More than anything else, this premise rather reminds of An Inspector Calls for the Fab Life generation. Perhaps this’ll turn out like the Priestley play, wherein all family members were partly to blame for the untimely demise of the victim. We shall see. I’d be both impressed and disappointed if that did turn out to be the case, though I have no idea how I would physically express two such differing emotions at the same time. I’d probably just have to alternate really quickly like a flick-book.

What I do know is this is pretty corny fare. As the Krause voiceover opened with ‘love of money is the root of all evil’, knew – knew! – he would follow up with ‘well that’s what they say’, and sadly the dialogue didn’t really improve from there. There was one nice line late in the episode, but it wasn’t so nice as to prevent me forgetting it. There was a nice touch in reference to Krause’s character’s dad and the patriarch in which he and one of the sons got into the kind of playground fight they might have done as kids. I guess you had to be there: it was a plush anniversary party and everyone emerged from a lift to see them rolling around (a la Studio 60 on the Sunset Strip).

Which brings us to the family. I suppose it’s a decent enough set of stereotypes – you have the ditzy blonde daughter, the young playboy son, the slutty daughter, the evil minister (OK, that’s a decent break from the norm) and the wannabe senator who loves his cross dressing hookers (all right, another one. Plus he’s played by a Baldwin. And between you and me, his cross dressing hooker friend isn’t half bad…) – even if most of their character profiles have been ripped straight from Arrested Development . Not the best idea to pitch your drama so close to a recent comedy that parodied this kind of thing so well, but that comedy got tragically cancelled after two and a half seasons so what do I know? The casting is pretty strong from what I can tell; not only is Krause generally very good, but the ditz is played by the delectable Samaire Armstrong (from the never-forgotten O.C.), we have the aforementioned Baldwin – apparently William, not that I could have guessed – and his melting face and the heretofore unknown (by me) Glenn Fitzgerald impressed as Rev. Brian.

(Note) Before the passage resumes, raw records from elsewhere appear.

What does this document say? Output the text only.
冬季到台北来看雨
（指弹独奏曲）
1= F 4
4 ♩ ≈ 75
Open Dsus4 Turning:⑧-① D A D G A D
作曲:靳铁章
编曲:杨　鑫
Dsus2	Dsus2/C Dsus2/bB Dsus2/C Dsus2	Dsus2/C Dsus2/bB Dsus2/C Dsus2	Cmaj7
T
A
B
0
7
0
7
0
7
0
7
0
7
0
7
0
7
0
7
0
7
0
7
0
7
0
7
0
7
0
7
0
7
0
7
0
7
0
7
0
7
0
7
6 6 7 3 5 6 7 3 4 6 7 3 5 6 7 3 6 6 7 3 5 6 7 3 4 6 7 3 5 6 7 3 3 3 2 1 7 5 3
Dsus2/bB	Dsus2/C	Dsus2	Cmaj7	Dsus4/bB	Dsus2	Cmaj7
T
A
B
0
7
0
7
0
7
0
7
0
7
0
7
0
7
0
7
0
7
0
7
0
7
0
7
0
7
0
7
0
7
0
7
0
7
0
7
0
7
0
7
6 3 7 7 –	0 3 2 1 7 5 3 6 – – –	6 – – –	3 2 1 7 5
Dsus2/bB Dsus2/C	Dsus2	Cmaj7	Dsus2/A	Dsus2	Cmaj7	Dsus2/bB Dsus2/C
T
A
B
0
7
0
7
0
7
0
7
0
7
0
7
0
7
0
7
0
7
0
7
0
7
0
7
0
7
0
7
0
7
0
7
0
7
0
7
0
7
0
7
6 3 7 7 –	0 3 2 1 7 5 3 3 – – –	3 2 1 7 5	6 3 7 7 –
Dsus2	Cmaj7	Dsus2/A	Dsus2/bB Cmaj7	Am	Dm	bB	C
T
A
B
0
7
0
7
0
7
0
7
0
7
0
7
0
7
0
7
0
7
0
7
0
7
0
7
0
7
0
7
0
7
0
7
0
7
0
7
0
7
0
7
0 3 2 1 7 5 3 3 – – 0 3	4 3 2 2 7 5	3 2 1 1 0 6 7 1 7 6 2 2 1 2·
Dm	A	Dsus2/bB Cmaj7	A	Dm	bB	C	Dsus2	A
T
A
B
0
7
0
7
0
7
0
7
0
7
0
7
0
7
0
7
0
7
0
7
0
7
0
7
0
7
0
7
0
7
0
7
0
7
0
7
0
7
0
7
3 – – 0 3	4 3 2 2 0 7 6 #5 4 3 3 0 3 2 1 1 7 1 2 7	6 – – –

There is promise to this one, notably in the acting, the minister with his secret family and the fact that Singer’s involved, but I dunno. The pilot was a tad too hackneyed, the script a bit weak and there is very much a sense of ‘been there, done that’. Plus, with the Darlings being such a charismatic bunch, there is a very real danger of – and echoes of the storyline here – their overshadowing his actual family. Ooh. Especially as our man’s dad spent too much time with the Darlings in the first place, rendering him overshadowed as a kid, which made him initially promise he would never have any more to do with them and he’d be a proper dad to his kids. Double ooh! But yeah, the whole thing is that on-the-nose.